Questions fréquentes

Qu'est-ce que l'inaptitude d'origine professionnelle ?
L'inaptitude d'origine professionnelle est une inaptitude médicale au travail qui résulte, au moins partiellement, d'un accident du travail ou d'une maladie professionnelle. Elle ouvre droit à des protections spécifiques, comme l'obligation de reclassement renforcée et des indemnités majorées.
Comment prouver que mon inaptitude est due à mon travail ?
Il faut démontrer un lien de causalité entre l'inaptitude et un accident du travail ou une maladie professionnelle. Cela peut passer par un certificat médical, une reconnaissance par la CPAM, ou des éléments établissant que les conditions de travail (comme un harcèlement moral) ont causé l'inaptitude.
Mon employeur doit-il avoir connaissance de l'origine professionnelle au moment du licenciement ?
Oui, pour que les protections des articles L. 1226-10 et suivants s'appliquent, l'employeur doit avoir connaissance, au moment du licenciement, que l'inaptitude a au moins partiellement une origine professionnelle. Le simple fait que le salarié dénonce un harcèlement moral ne suffit pas.
Quelles indemnités puis-je toucher si mon inaptitude est professionnelle ?
En cas d'inaptitude d'origine professionnelle, le salarié licencié peut prétendre à une indemnité spéciale de licenciement (double de l'indemnité légale) et une indemnité compensatrice (égale à l'indemnité de préavis), prévues à l'article L. 1226-14 du code du travail, ainsi qu'à une indemnité pour violation de l'obligation de reclassement (article L. 1226-15).
Que faire si mon employeur conteste l'origine professionnelle de mon inaptitude ?
Vous devez apporter la preuve que l'inaptitude a une origine professionnelle et que l'employeur en avait connaissance.

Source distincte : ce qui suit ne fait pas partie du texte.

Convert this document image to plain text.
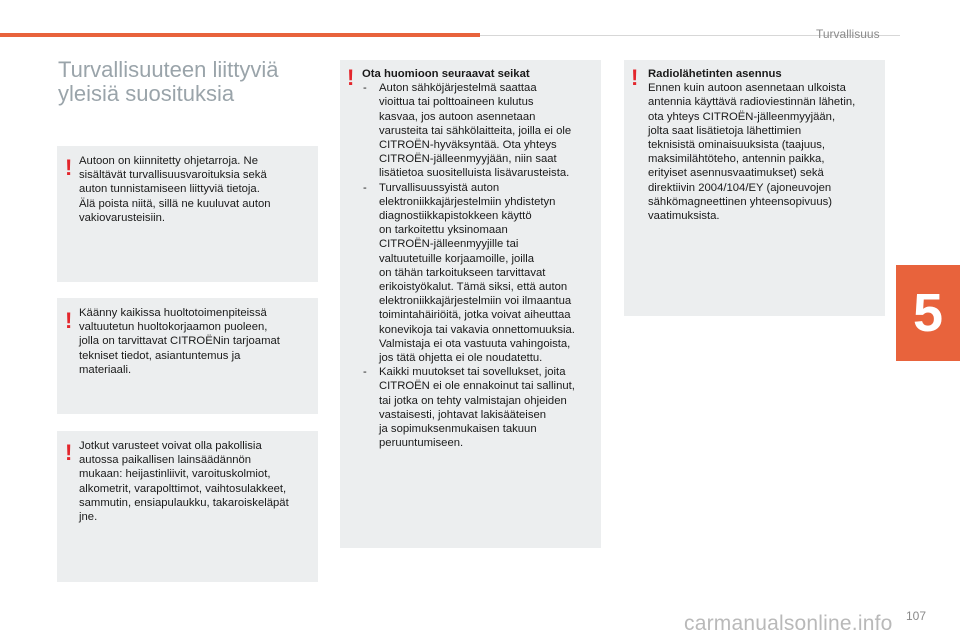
Turvallisuus
Turvallisuuteen liittyviä
yleisiä suosituksia
! Autoon on kiinnitetty ohjetarroja. Ne
sisältävät turvallisuusvaroituksia sekä
auton tunnistamiseen liittyviä tietoja.
Älä poista niitä, sillä ne kuuluvat auton
vakiovarusteisiin.
! Käänny kaikissa huoltotoimenpiteissä
valtuutetun huoltokorjaamon puoleen,
jolla on tarvittavat CITROËNin tarjoamat
tekniset tiedot, asiantuntemus ja
materiaali.
! Jotkut varusteet voivat olla pakollisia
autossa paikallisen lainsäädännön
mukaan: heijastinliivit, varoituskolmiot,
alkometrit, varapolttimot, vaihtosulakkeet,
sammutin, ensiapulaukku, takaroiskeläpät
jne.
! Ota huomioon seuraavat seikat
- Auton sähköjärjestelmä saattaa
vioittua tai polttoaineen kulutus
kasvaa, jos autoon asennetaan
varusteita tai sähkölaitteita, joilla ei ole
CITROËN-hyväksyntää. Ota yhteys
CITROËN-jälleenmyyjään, niin saat
lisätietoa suositelluista lisävarusteista.
- Turvallisuussyistä auton
elektroniikkajärjestelmiin yhdistetyn
diagnostiikkapistokkeen käyttö
on tarkoitettu yksinomaan
CITROËN-jälleenmyyjille tai
valtuutetuille korjaamoille, joilla
on tähän tarkoitukseen tarvittavat
erikoistyökalut. Tämä siksi, että auton
elektroniikkajärjestelmiin voi ilmaantua
toimintahäiriöitä, jotka voivat aiheuttaa
konevikoja tai vakavia onnettomuuksia.
Valmistaja ei ota vastuuta vahingoista,
jos tätä ohjetta ei ole noudatettu.
- Kaikki muutokset tai sovellukset, joita
CITROËN ei ole ennakoinut tai sallinut,
tai jotka on tehty valmistajan ohjeiden
vastaisesti, johtavat lakisääteisen
ja sopimuksenmukaisen takuun
peruuntumiseen.
! Radiolähetinten asennus
Ennen kuin autoon asennetaan ulkoista
antennia käyttävä radioviestinnän lähetin,
ota yhteys CITROËN-jälleenmyyjään,
jolta saat lisätietoja lähettimien
teknisistä ominaisuuksista (taajuus,
maksimilähtöteho, antennin paikka,
erityiset asennusvaatimukset) sekä
direktiivin 2004/104/EY (ajoneuvojen
sähkömagneettinen yhteensopivuus)
vaatimuksista.
5
carmanualsonline.info 107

Cela peut nécessiter de rassembler des documents médicaux, des témoignages, ou de saisir le conseil de prud'hommes pour faire reconnaître vos droits.
Le harcèlement moral peut-il être reconnu comme maladie professionnelle ?
Oui, le harcèlement moral peut être reconnu comme maladie professionnelle s'il entraîne des troubles psychologiques ou physiques. Toutefois, cette reconnaissance n'est pas automatique et doit être établie par un certificat médical et, le cas échéant, par la CPAM.